The Rural Land Market Report reveals a widespread appreciation in land values throughout Scotland, crediting this growth to sustained demand, even as the overall volume of land entering the market remained relatively stable.

The report also identifies that most sales were of moderately sized farms or forests, with over 93% of transactions taking place in Scotland for areas of land less than 500 hectares.

Scottish Land Commission CEO Hamish Trench said: “This report provides a vital window into the nature and scale of transactions occurring within Scotland’s rural land market over the past three years.

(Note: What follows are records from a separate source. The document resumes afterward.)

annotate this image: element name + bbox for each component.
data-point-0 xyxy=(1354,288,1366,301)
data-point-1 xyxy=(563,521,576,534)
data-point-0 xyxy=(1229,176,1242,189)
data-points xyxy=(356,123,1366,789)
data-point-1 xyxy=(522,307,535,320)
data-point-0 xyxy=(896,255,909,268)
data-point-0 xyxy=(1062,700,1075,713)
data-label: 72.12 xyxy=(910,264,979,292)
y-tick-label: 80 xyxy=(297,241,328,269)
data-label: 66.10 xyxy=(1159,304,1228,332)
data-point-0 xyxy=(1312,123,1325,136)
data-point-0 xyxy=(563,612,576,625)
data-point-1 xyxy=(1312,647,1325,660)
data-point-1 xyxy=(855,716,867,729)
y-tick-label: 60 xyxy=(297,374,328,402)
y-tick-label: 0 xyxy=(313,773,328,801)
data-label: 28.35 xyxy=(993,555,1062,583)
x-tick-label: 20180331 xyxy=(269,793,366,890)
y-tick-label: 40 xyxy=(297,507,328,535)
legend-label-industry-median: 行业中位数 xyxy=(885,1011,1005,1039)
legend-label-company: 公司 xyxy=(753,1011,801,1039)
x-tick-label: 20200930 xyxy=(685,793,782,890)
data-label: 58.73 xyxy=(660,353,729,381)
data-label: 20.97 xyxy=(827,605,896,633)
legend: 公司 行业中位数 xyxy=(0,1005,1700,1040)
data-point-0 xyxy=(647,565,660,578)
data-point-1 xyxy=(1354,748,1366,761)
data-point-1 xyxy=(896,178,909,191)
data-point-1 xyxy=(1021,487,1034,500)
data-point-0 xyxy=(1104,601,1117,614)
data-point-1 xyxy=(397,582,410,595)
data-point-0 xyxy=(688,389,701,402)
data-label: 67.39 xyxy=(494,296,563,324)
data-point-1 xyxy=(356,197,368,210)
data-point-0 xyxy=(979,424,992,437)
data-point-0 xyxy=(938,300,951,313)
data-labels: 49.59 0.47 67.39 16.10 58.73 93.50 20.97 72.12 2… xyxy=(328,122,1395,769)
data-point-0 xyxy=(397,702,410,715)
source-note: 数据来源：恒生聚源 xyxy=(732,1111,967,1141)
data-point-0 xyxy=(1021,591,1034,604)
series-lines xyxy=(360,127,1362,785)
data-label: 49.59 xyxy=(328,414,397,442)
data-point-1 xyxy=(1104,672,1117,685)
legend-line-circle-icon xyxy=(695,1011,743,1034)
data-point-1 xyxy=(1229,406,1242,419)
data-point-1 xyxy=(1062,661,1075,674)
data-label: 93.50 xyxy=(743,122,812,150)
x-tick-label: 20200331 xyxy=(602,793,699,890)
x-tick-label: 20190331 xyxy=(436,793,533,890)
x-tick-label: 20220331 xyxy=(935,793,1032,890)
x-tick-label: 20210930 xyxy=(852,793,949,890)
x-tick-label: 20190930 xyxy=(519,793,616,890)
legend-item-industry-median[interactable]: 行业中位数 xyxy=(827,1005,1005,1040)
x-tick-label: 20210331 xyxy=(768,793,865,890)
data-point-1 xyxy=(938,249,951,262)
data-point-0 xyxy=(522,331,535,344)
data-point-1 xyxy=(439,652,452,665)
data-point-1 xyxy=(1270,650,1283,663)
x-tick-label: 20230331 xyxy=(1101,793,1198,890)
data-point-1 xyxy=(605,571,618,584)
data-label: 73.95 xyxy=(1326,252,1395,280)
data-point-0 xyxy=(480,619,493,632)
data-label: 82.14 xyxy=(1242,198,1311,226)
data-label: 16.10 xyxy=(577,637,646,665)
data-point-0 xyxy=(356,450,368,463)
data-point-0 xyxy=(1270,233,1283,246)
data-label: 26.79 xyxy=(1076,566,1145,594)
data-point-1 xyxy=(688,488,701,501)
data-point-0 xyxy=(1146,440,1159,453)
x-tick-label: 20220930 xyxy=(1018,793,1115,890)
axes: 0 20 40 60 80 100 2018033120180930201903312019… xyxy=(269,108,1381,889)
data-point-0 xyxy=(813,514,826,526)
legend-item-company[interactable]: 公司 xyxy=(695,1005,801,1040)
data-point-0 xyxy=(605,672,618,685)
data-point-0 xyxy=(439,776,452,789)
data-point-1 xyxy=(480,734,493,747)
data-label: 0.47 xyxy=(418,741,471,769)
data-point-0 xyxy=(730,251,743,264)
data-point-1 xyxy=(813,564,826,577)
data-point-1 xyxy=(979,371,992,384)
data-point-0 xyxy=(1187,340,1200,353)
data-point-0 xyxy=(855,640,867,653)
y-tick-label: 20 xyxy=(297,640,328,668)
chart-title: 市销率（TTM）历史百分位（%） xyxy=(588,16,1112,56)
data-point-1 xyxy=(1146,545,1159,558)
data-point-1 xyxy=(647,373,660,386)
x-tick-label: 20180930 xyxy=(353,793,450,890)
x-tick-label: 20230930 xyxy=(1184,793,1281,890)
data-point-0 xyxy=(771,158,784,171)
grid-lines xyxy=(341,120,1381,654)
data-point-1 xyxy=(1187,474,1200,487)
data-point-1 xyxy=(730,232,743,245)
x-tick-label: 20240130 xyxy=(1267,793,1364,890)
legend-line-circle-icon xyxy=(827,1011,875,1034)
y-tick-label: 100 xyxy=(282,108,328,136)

“The findings reinforce the conclusions of our earlier research, highlighting the range of influences affecting Scotland’s rural land market, and the significant regional and sectoral variations which clearly show increasing activity across the south of Scotland.

“While the volume of land coming to market has been relatively consistent over the past three years, the vast majority of sales are moderate-sized farms and forests, with very large land acquisitions much being rarer.”

The findings draw on data from the Registers of Scotland and the wider industry to evaluate the land market and property values across the country, focusing on farms, forests and estates.

A total of 740 rural land sales took place over the three-year study period, of which 24 were for land over 1,000 ha in size, and a further 27 for areas of between 500-1,000 ha.

Farmland made up nearly 60% of total land sales. Eastern Scotland saw the highest concentration of deals, accounting for almost a third of national transactions while also having the top average prices per hectare at £17,535.

Forestry land had a more mixed experience with prices peaking in 2021 before falling back again in 2022 – a move attributed to inflation and grant incentives no longer covering rising land costs.

The report highlights challenges around what is considered an “Estate” within the data, as a wide variety of transactions could fall into the category.

As a result, the report also notes a wide range in the sale prices of these “estates” — starting from as low as £60,000 and going up to £17.6 million over the three-year period.

Trench added: “Through these reports, our commitment is to paint a clearer and more transparent picture of the rural land market, providing valuable insights to guide decisions on legal, policy, and practical changes.

“While we’ve successfully compiled a robust dataset, the report also underscores the necessity for ongoing reforms in how we collect and share data about land in Scotland.

“Transitioning towards a cadastral map system that consolidates information on land value, ownership, and use – a widely embraced approach in Europe – holds significant advantages.

“In the meantime, we will continue to work on how to make more of the existing data available.”